Sementara itu, adanya tuntutan untuk berinteraksi dengan beragam sumber belajar mengakibatkan siswa perlu menguasai keterampilan navigasi informasi (knowledge navigation), keterampilan berkomunikasi dengan beragam sumber belajar, dan keterampilan belajar mandiri. Keterampilan tersebut merupakan rangkaian kompetensi yang harus dikuasai siswa dan menjadi indikator kualitas siswa pada era teknologi informasi. Dalam hal ini, siswa bukan lagi gelas kosong yang harus diisi oleh tenaga pengajar, tetapi merupakan manusia utuh, unik, memiliki potensi, serta kaya akan pengalaman belajar dan pengetahuan yang telah dikuasainya. Dengan demikian, siswa diasumsikan mampu untuk belajar secara mandiri melalui interaksinya dengan beragam sumber belajar.
Dengan perubahan-perubahan tersebut, budaya pembelajaran mengalami perubahan secara keseluruhan. TI secara nyata menyebabkan terjadinya perubahan budaya pembelajaran, dari pembelajaran yang berfokus pada tenaga pengajar atau materi (teacher-centered atau content-centered) menuju budaya pembelajaran yang berfokus pada siswa dan kompetensi, atau pengalaman belajar. Pembelajaran yang berorientasi pada siswa/kompetensi memiliki ciri utama yang berbeda dari pembelajaran berorientasi pada tenaga pengajar/materi. Perbedaan keduanya adalah sebagai berikut.

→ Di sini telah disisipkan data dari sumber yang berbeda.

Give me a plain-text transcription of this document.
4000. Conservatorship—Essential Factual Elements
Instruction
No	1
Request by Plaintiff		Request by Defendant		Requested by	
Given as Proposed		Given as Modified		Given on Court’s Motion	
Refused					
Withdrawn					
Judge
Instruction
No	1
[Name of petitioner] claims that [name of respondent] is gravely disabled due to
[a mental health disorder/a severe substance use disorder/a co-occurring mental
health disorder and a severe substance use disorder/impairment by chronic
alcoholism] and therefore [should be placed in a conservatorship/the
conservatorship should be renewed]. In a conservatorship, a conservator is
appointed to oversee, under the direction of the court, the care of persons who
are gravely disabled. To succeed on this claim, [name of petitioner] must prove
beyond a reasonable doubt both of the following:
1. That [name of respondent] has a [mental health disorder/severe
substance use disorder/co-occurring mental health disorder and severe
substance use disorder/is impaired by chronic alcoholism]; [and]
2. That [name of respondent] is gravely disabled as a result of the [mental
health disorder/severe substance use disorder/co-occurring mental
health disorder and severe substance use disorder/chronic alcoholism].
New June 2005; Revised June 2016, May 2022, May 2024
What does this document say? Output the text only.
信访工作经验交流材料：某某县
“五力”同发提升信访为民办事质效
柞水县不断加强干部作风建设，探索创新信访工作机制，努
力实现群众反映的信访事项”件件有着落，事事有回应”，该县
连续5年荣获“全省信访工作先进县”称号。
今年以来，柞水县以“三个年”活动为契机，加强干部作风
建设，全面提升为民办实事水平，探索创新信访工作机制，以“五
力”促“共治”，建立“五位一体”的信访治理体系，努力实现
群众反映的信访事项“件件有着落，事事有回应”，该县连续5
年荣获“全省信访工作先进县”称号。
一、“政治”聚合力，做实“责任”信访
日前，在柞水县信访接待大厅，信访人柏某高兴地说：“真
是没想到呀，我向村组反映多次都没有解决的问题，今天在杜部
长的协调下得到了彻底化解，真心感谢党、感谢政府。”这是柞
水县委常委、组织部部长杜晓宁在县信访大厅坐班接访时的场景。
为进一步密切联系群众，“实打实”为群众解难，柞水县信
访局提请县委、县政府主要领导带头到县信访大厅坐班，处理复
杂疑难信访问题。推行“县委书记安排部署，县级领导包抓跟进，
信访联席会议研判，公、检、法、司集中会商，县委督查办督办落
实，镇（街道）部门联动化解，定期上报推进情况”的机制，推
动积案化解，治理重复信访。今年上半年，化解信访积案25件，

Kendati perbedaan keduanya bersifat continuum (rentangan), namun pembelajaran berbasis TI akan secara kental diwarnai dengan pembelajaran yang berorientasi pada

Pembelajaran berorientasi pada dosen atau materi dicirikan oleh:
Mengajar
Dosen
Materi keilmuan
Jawaban yang benar atau terbaik
Penyajian oleh dosen
Perampatan


Pembelajaran berorientasi pada siswa atau kompetensi dicirikan oleh:
Belajar
Siswa
Proses dan produk
Ragam alternatif
Penemuan atau konstruksi makna
Situasional dan individual

Tabel tersebut menunjukkan bahwa dalam pembelajaran berorientasi pada siswa dan kompetensi, belajar berarti menciptakan makna sebagai hasil interaksi siswa dengan lingkungan belajar dan beragam sumber belajar, termasuk tenaga pengajar. Dengan demikian, tidak ada lagi partisipasi siswa yang pasif menerima informasi keilmuan yang disampaikan dosen, dan kemudian mereproduksi dari informasi keilmuan secara benar dan tepat sebagai hasil belajar. Sementara itu, menjadi tenaga pengajar dalam pembelajaran berorientasi pada siswa dan kompetensi berarti menjadi perancang pengalaman belajar yang bermakna, dan menjadi fasilitator proses belajar siswa. Tenaga pengajar merupakan scaffolder yang membantu siswa untuk mengisi ketimpangan skemanya (zone of proximal development) Dengan demikian, dalam pembelajaran berorientasi pada siswa dan kompetensi, tenaga pengajar tidak lagi mengajar, tetapi memberi bantuan kepada siswa untuk berkembang. Perubahan budaya belajar tersebut memperlihatkan bahwa dalam budaya belajar yang baru ini siswa diposisikan sebagai pembelajar yang menggali, mengolah, dan membangun makna (pengetahuan, sikap, dan keterampilan). Orientasi pembelajaran pun bergeser dari teaching ke learning, dari transmission (sekadar penyampaian informasi) ke transaction dan transformation (memberdayakan siswa sebagai individu yang memiliki potensi dan kemampuan untuk menggali, mencari, serta mengolah dan memaknai informasi).